I’m unsure what I think about Machiavelli for Women (Amazon). There were things that I appreciated, and things that were infuriating. To be fair, the things I found infuriating were mostly also things the author herself notes as infuriating, saying her goal with the book is to articulate what works as things are, not what should work if things were more equitable.
Some highlights:
“Cinderella syndrome”: where you’re not told no, but rather told to do a lot of work and then yes. Avoids difficult conversation, gets that work done, Cinderella never goes to the ball.
“Hotbox”: being trapped between two bases running back and forth until exhausted.
“The Hotbox is something that often happens to women in mid-career, when they start getting close to leadership positions or positions of power. The two “bases” in this case are femininity and leadership qualities, and many women end up caught between these two sets of expectations, running themselves ragged in a no-win situation.”
There are two sections on negotiation (didn’t quite understand this, structurally). One is built (I think) on the (amazing) book Women Don’t Ask.
“When it comes to asking for more money the Machiavellian woman sees a situation where the downside is certain and the upside is iffy. So she doesn’t ask.”
There’s a list of reasons given why women struggle to negotiate, varying degrees of depressing.
- Women are grateful for less.
- Negotiation is painful.
- Women think it’s safer to be paid less (won’t be identified as too expensive and cut).
- It hurts to ask.
- Women and money is complicated, women are punished for caring about it
Tips are pretty standard: arm yourself with information, have options other than salary, make it win-win.
On confidence,
“The consequences of a lack of confidence show up in all kinds of ways, including how we value ourselves and our work. In study after study, men place a higher dollar value on their work than women do. In one study, men and women were presented with a task and then asked to pay themselves what they felt they deserved. The men paid themselves 63 percent more, on average, than the women did and were significantly less productive.”
One thing that really stood out to me was the types of office house keeping
- Social coordination / hostessing.
- Adminastrative-type work.
- Emotional labour.
- Drudge work.
- Serving on committees (academia).
I tend to think of office housekeeping as the administrivia and social coordination, and it was eye opening to see emotional labour called out. I have definitely observed (and experienced) situations where a level of emotional labour is expected from a woman that I am very doubtful would be expected elsewhere.
I wonder if DEI work is industry’s equivalent of serving on committees. Especially the kind of performative DEI work that doesn’t effect systematic change – such a depressing waste of time.
For all some of the advice is really infuriating, there’s a useful section on knowing when to leave, including some depressing facts on how people who are mistreated tend to stay longer. Two key tips.
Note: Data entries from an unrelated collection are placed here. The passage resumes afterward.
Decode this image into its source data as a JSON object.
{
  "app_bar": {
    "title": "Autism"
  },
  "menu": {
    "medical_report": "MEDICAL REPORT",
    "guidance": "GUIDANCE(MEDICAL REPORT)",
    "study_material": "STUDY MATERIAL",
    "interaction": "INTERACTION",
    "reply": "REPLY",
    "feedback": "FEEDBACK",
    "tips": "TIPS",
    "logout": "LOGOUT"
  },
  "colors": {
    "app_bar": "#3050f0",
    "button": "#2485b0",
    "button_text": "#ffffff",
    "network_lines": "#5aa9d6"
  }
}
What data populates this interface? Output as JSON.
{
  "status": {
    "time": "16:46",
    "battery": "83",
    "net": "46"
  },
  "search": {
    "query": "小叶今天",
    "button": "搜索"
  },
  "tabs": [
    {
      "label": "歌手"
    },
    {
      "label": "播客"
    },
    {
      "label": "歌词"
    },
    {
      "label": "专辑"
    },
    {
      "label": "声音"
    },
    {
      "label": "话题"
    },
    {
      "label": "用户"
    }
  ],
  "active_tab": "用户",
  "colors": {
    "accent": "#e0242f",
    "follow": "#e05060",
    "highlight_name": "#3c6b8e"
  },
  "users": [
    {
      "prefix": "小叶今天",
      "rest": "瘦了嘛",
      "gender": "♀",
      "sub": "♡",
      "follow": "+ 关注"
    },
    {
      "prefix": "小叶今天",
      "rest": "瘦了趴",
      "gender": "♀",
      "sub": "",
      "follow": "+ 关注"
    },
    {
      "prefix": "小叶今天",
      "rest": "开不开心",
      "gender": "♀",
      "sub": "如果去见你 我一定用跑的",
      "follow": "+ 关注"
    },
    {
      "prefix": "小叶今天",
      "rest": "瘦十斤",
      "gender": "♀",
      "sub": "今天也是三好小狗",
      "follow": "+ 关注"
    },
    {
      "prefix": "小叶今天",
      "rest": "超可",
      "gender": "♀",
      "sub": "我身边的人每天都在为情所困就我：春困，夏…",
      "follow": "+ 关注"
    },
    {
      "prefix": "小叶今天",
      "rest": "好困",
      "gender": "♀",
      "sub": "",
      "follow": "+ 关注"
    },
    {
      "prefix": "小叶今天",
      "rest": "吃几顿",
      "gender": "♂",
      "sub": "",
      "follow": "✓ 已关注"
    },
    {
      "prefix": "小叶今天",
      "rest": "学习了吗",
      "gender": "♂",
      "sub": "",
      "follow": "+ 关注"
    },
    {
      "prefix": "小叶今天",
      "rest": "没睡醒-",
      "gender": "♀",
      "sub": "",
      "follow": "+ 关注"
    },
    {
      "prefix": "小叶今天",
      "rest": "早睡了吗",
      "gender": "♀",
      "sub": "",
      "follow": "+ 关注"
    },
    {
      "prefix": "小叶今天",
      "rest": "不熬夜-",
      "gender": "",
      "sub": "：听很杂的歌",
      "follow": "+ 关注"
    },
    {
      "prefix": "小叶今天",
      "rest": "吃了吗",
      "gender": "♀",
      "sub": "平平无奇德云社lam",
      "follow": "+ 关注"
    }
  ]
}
The first is to try the list once. If you don\t get what you want (like the promotion), ask for the list, do everything on it, and then go back. If you don’t get it after that, it’s time to look for a new job.
The second thing is to look whether people like you are successful there. If not, you’ll always be fighting an even more uphill battle to be the first / only.
I’ve had this book in the backlog for a while and in the end read it when I was in a bit of a funk about things, including specifically office housework and advancement, so it was at least somewhat cathartic. The thing is that so much of the strategies are things that most women seem to know, but are tedious, tiring, and have inconsistent results, which leaves me unclear on how helpful this book actually is. But maybe it’s worth the reminder that certain things are useful, even if they infuriate us.